Chapitre 7 : La rose et l'armure
Et puis, ce jour, le jour de son enterrement. Il faisait très beau, le soleil tapait fort, trop fort.
Sabrina et moi, nous sommes montées en voiture avec ma sœur Natacha qui semble toujours dans les nuages et son mari de l'époque, Benoit. Celle-ci pleurait, elle regrettait son passé avec mon frère qui n’avait pas été très glorieux. Là aussi, j’ai très vite compris, que c’était trop tard.
D’abord, nous sommes allés à la morgue. Quand j’y pense c’est horrible ce mot. Il n’aurait pas pu choisir autre chose comme : endroit de recueillement, ou dernier aurevoir, par exemple.
Alors je suis entrée dans cette petite pièce, très éclairée, toute blanche. Et lui, oui, lui… sur un lit d’hôpital. À ma droite, les yeux clos. Beaucoup de monde était autour. Sa mère à son chevet, le regardait. Et moi indécise ne sachant que faire. Je me suis postée devant à le contempler. Il avait son pull favori, qu’il portait souvent, avant.

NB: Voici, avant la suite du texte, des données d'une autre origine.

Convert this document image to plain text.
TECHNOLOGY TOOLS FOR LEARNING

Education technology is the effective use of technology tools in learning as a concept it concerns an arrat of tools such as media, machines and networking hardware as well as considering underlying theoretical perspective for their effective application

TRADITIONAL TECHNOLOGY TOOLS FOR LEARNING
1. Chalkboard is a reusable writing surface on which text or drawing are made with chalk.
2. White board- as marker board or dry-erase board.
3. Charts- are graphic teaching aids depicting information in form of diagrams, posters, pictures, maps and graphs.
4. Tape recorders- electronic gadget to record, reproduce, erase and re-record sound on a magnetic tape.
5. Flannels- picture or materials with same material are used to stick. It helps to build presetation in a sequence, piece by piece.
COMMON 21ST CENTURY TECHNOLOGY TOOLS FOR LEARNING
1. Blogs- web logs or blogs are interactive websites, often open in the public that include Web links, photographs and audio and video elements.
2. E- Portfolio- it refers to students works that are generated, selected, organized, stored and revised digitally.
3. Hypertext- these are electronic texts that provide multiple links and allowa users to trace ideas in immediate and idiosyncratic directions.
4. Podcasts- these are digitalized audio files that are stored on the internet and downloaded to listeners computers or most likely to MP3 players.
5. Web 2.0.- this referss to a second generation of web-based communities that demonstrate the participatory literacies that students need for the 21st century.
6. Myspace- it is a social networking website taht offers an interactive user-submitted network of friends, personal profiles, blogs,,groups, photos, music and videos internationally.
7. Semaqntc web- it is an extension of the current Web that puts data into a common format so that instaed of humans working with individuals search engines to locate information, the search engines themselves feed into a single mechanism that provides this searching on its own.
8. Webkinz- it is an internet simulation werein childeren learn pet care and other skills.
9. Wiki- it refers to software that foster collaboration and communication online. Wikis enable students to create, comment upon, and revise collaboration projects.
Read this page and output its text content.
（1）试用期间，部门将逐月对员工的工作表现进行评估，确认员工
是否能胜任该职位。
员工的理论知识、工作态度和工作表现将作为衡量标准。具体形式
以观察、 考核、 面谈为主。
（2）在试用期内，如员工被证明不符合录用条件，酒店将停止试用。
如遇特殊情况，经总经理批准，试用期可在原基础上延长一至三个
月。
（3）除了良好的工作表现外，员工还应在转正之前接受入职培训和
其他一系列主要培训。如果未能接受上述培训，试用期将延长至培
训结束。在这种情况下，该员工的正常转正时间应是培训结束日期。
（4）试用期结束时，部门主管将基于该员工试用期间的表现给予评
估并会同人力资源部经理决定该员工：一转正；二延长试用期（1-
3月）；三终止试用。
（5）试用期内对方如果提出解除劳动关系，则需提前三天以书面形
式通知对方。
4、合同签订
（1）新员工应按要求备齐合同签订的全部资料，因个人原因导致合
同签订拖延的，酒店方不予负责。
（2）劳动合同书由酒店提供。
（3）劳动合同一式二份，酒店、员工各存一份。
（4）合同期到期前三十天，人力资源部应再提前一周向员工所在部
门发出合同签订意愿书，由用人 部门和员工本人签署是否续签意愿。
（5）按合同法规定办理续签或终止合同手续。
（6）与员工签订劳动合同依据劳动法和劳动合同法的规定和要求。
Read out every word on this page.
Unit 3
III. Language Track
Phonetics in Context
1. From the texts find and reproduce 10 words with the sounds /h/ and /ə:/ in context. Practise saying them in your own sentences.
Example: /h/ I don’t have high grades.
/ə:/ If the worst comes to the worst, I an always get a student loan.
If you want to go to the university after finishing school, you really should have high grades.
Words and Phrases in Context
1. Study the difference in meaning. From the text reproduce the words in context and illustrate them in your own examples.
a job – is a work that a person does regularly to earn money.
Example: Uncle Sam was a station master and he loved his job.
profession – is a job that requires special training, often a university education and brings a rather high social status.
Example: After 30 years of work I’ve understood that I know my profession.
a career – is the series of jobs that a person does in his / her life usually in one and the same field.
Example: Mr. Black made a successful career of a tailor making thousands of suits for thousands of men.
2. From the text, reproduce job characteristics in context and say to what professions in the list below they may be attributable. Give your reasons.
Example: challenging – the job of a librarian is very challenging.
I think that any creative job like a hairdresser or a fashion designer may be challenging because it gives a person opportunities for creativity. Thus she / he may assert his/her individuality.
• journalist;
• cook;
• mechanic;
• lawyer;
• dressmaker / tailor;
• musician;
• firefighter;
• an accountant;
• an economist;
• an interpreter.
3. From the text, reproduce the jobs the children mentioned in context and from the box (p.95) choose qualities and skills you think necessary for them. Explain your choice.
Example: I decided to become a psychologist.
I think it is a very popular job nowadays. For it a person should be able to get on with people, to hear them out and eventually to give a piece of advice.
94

Sa mère le couvrait de baisers et je trouvais ce spectacle effroyable. Néanmoins, j’ai voulu le toucher pour lui laisser une dernière marque et surtout pour ne pas regretter. De ma main, j’ai touché sa joue gelée. J’avais comme l’impression qu’il était fait entièrement de glaçons, je ne comprenais pas vraiment. Je me disais simplement, que cela devait se passer lorsque l’on mourrait.
Ensuite, on a dû tous partir, car ils, ces hommes en noir, devaient l’enfermer, le mettre dans son cercueil, le couper du monde car lui maintenant n’en faisait plus partie. Il n’avait plus le droit d’être avec nous, car lui contrairement à nous, son cœur ne battait plus, il ne respirait plus, il ne pensait plus. C’est à cet instant précis que j’ai vu la mort, que je l’ai comprise tout du moins, que je l’ai haï au plus profond de mon être. Une nouvelle fois, je m’effondrai, on l’emprisonnait comme un lion en cage, sauf que là je ne le verrais plus jamais. Et rien qu’à cette pensée je fus dangereusement triste. Oui dangereusement, car après cela, moi, je n’étais plus une enfant. J’avais grandi beaucoup trop vite en une seule journée.
Puis, ce fut le passage à l’église, je crois que je n’avais jamais vu autant de monde. Beaucoup de gens attendaient dehors, ne pouvant entrer dans l’enceinte. J’étais au premier rang, à côté de papa et je le regardais du coin de l’œil. J’attendais une expression de sa part, un signe, mais rien, comme d’habitude il ne laissait absolument rien paraître. À cette époque, je pensais qu’il n’avait pas de cœur.
Ses collègues de boulot passaient devant nous, et le regardaient très attristés. Il acquiesçait en guise de merci, "merci d’être venu, de compatir".
Deux chansons retentirent, chansons choisies par ma sœur Nathalie — encore une sœur — mais sa vraie soeur. Une chanson dédiée, et une autre racontant ce qu’est le rôle d'un frère et de ce que cela fait de le perdre. Une chanson tout à fait pertinente mais qui me piquait, touchait, tuait de l’intérieur.
Place ensuite, à la mise sous terre. Chacun des proches déposait une rose sur son nouveau logis. Je pleurais encore, dans les bras de Nathalie, celle avec qui je n'avais encore jamais partagé de câlin jusque-là.
Et tout cela sous un soleil de plomb.
Comment une chose si terrible pouvait elle arriver, les jours de beaux temps, les jours de fête, les jours où nous sommes censés être heureux ?
C'est dans la voiture, en rentrant, que j’ai raconté avec mon vocabulaire de CM2 cette journée sur les pages de mon journal intime flambant neuf.
Cette journée où j’ai appris que le malheur pouvait frapper n’importe quand, n’importe où, que la vie ne tenait qu’à un fil et qu’il fallait dès à présent profiter pour lui, qui n’avait pas eu le temps.
Mais c'est aussi ce jour, ce moment précis où j'ai laissé tomber cette rose que mon innocence s'en est allée à tout jamais et que ma carapace déjà bien installée est devenue impénétrable. C'est ce jour où la vie m'a brisé le cœur et que depuis, il ne s'en est jamais véritablement remis.
J'entends encore mon père dire qu’il ne veut aucune fleur artificielle sur cette tombe, et je la regarde tristement aujourd'hui, ornée de quelques pots de fleurs en plastique. Je suis déçue, mais c’est le temps après tout qui change les choses et même les gens.